Другим хирургом, оказавшим большое влияние на Ридли во время его работы в глазном отделении больницы Сент-Томаса, был Джеффри Дойн. Отец Дойна, Роберт, был открывателем Doyne’s honeycomb retinal dystrophy (Malattia Leventinese) и основателем Оксфордского конгресса. Дойн, работавший как в клинике Св. Томаса, так и в Мурфилдсе, зная способности Ридли, порекомендовал его на должность регистратора в клинику Мурфилдса. Таким образом, Ридли с самого начала своей карьеры работал с лучшими глазными хирургами Лондона, набираясь знаний от каждого из них. Дойн взял Ридли в оборот и стал для него вторым отцом, помогая и советом и поощрением. Ридли признаёт роль Дойна в своей жизни: «Я хорошо понимаю, как многим я обязан этому человеку, у которого во всём мире не было ни единого врага. Моё будущее могло быть совсем другим без него и без его мудрого руководства. Он был хорошим офтальмологом, достойно занимавшим должность в Мурфилдсе. Хоть он и не застал признания моих работ, я искренне надеюсь что он с удовольствием помогал мне делать первые шаги в офтальмологии. Бог был настолько благосклонен, что дал мне двух великолепных наставников: один – Хадди – был великолепным учителем, но я считаю, что Джеффри Дойн больше помогал и направлял меня».
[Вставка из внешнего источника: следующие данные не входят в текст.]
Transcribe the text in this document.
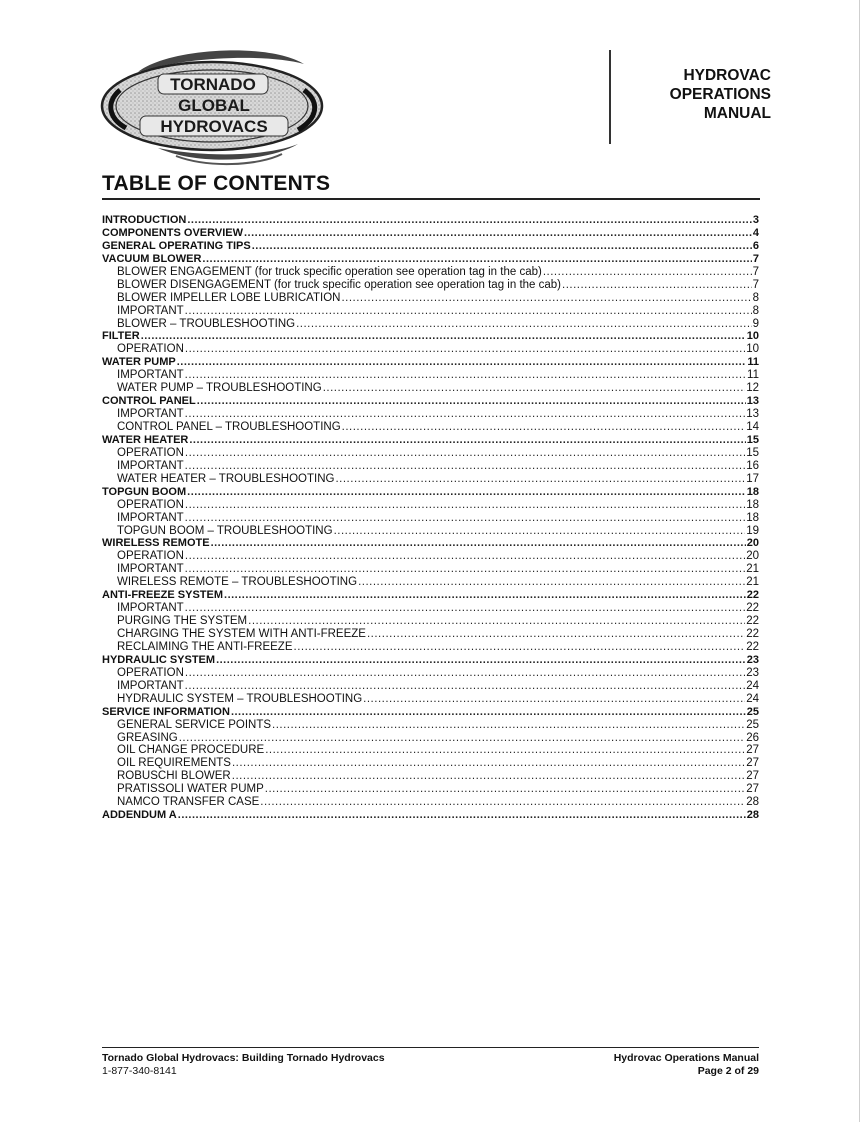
TORNADO
GLOBAL
HYDROVACS
HYDROVAC
OPERATIONS
MANUAL
TABLE OF CONTENTS
INTRODUCTION .....	3
COMPONENTS OVERVIEW .....	4
GENERAL OPERATING TIPS .....	6
VACUUM BLOWER .....	7
BLOWER ENGAGEMENT (for truck specific operation see operation tag in the cab) .....	7
BLOWER DISENGAGEMENT (for truck specific operation see operation tag in the cab) .....	7
BLOWER IMPELLER LOBE LUBRICATION .....	8
IMPORTANT .....	8
BLOWER – TROUBLESHOOTING .....	9
FILTER .....	10
OPERATION .....	10
WATER PUMP .....	11
IMPORTANT .....	11
WATER PUMP – TROUBLESHOOTING .....	12
CONTROL PANEL .....	13
IMPORTANT .....	13
CONTROL PANEL – TROUBLESHOOTING .....	14
WATER HEATER .....	15
OPERATION .....	15
IMPORTANT .....	16
WATER HEATER – TROUBLESHOOTING .....	17
TOPGUN BOOM .....	18
OPERATION .....	18
IMPORTANT .....	18
TOPGUN BOOM – TROUBLESHOOTING .....	19
WIRELESS REMOTE .....	20
OPERATION .....	20
IMPORTANT .....	21
WIRELESS REMOTE – TROUBLESHOOTING .....	21
ANTI-FREEZE SYSTEM .....	22
IMPORTANT .....	22
PURGING THE SYSTEM .....	22
CHARGING THE SYSTEM WITH ANTI-FREEZE .....	22
RECLAIMING THE ANTI-FREEZE .....	22
HYDRAULIC SYSTEM .....	23
OPERATION .....	23
IMPORTANT .....	24
HYDRAULIC SYSTEM – TROUBLESHOOTING .....	24
SERVICE INFORMATION .....	25
GENERAL SERVICE POINTS .....	25
GREASING .....	26
OIL CHANGE PROCEDURE .....	27
OIL REQUIREMENTS .....	27
ROBUSCHI BLOWER .....	27
PRATISSOLI WATER PUMP .....	27
NAMCO TRANSFER CASE .....	28
ADDENDUM A .....	28
Tornado Global Hydrovacs: Building Tornado Hydrovacs
1-877-340-8141
Hydrovac Operations Manual
Page 2 of 29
Окончив обучение, Ридли временно работал надомным хирургом и анестезиологом в Королевском Лазарете г. Дерби, и памятуя совет своего отца посмотреть мир до того как рутина затянет в свои сети находил должности корабельных хирургов. В течение 1933…1934гг. он успел несколько месяцев отслужить на Балтике, и четыре месяца в Японском море, повторив путь отца, который служил там же в 1884…1885гг. После этих приключений он жаждал полезной работы, и по рекомендации Дойна очень удачно получил полуторагодичную стажировку в ординатуре офтальмологии Мурфилдса в 1934…1935гг. О ней Ридли писал:
«В тридцатых годах двадцатого века условия в больницах стали лучше, чем сто лет назад, к тому же появились местная анестезия и общий наркоз. В больнице была одна операционная, оборудованная одним операционным столом – шедевром столярного мастерства. Читателю такое описание может показаться невероятным, однако заражения были редкостью, если не учитывать травмы глазниц. Шокирующим открытием стало то, что техника оперирования была гораздо ниже стандартов Хадди в Сент-Томасе. Это было эхом Первой Мировой войны: она унесла поколение офтальмологов, как немецких, так и союзных стран. Из-за этого молодые врачи не получили достойного образования. Некоторых брали на должности в больницу даже без надомной хирургической практики. Хотите верьте, хотите нет, но на момент моего зачисления из двенадцати штатных хирургов Мурфилдса через неё прошли только двое. Если считать Хадди – трое. Я был первый из нового поколения офтальмохирургов, и мне был дан шанс собрать лучшие приёмы работы старших товарищей и довести технику до стандартов того времени. Я оперировал больше чем кто-либо из моих предшественников и даже кое-что советовал моим старшим коллегам.»
Ридли провёл 109 экстракций катаракты за 12 месяцев хирургии. В это время среднее число пациентов, которых он вёл, было от 30 до 40. На технику его операций в это время повлияла Венская школа офтальмологии – по завершении обучения в 1935г. он порядка месяца путешествовал по Вене, Мюнхену и Будапешту и был очень впечатлён «всеобщим великолепием офтальмологии континентальной Европы». Единственной техникой, которую использовал Ридли в эти 12 месяцев, была интракапсулярная экстракция катаракты (ICCE), и хотя ему не было разрешено использовать экстракапсулярную экстракцию (ECCE) до тех пор пока он не стал консультантом, уже в ту раннюю пору он признавал её преимущества и безопасность.
По воле случая ECCE оказалась наиболее подходящей техникой для имплантации будущего изобретения Ридли – интраокулярной линзы (ИОЛ).